Cooperatives welcome this important change from the last FCC broadband reverse auction because it will enhance FCC’s selection of projects with the highest speed and lowest latency, and therefore result in a far higher number of locations being served with future-proof technology.
Cooperatives have demonstrated their commitment to bringing high-quality broadband service to rural areas. More than a hundred co-ops are engaged in broadband projects. CAF II, the last FCC reverse broadband auction, was the first time electric co-ops were eligible for FCC rural broadband funding. Thirty-two electric co-ops won 35 bids in that 2018 auction.

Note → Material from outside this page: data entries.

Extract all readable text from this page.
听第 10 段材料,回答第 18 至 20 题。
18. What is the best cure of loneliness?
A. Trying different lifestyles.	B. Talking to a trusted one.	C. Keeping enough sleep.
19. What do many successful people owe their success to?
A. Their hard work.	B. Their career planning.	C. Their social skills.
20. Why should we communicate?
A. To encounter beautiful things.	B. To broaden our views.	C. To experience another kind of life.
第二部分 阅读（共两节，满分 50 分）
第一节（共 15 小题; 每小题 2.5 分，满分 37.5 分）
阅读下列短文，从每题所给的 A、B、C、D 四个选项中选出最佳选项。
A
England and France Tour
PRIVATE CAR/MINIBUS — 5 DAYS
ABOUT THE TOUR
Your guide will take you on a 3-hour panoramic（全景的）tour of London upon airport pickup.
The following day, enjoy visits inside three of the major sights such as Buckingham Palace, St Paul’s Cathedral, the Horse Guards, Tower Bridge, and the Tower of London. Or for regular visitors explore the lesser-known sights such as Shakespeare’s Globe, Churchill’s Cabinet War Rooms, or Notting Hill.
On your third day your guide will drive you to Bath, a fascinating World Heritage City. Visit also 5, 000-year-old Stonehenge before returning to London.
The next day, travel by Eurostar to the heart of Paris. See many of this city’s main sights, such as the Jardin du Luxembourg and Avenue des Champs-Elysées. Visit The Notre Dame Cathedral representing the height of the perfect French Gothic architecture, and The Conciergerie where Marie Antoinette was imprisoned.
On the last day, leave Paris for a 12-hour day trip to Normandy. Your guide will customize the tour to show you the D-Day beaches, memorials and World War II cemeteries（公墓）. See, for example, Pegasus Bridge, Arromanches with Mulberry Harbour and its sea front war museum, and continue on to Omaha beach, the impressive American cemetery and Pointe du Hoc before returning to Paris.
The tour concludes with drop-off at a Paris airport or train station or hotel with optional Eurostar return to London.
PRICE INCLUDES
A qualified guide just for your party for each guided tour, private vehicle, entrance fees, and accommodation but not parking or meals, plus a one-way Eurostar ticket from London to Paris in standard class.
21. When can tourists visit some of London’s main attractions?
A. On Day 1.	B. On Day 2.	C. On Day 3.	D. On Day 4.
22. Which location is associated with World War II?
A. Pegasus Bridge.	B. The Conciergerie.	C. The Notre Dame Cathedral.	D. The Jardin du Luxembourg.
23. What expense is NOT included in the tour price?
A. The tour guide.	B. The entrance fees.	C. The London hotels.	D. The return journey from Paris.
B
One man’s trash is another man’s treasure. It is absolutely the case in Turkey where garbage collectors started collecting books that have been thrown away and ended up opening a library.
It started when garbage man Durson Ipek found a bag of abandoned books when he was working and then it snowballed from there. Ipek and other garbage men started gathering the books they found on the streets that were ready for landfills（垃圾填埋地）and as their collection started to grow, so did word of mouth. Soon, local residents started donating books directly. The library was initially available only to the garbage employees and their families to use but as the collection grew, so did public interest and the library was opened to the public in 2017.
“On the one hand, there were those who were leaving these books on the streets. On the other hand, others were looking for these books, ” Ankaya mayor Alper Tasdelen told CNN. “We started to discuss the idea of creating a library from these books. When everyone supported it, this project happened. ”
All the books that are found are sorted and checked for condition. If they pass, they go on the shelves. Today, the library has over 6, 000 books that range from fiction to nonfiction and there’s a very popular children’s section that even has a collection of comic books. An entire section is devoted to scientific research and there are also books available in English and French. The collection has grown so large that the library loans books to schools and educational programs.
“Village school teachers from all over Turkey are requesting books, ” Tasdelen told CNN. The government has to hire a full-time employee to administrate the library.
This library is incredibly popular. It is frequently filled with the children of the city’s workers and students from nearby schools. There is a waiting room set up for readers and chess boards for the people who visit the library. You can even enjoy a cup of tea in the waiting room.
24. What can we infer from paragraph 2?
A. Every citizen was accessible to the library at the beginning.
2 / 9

The National Rural Electric Cooperative Association is the national trade association representing more than 900 local electric cooperatives. From growing suburbs to remote farming communities, electric co-ops serve as engines of economic development for 42 million Americans across 56 percent of the nation’s landscape. As local businesses built by the consumers they serve, electric cooperatives have meaningful ties to rural America and invest $12 billion annually in their communities.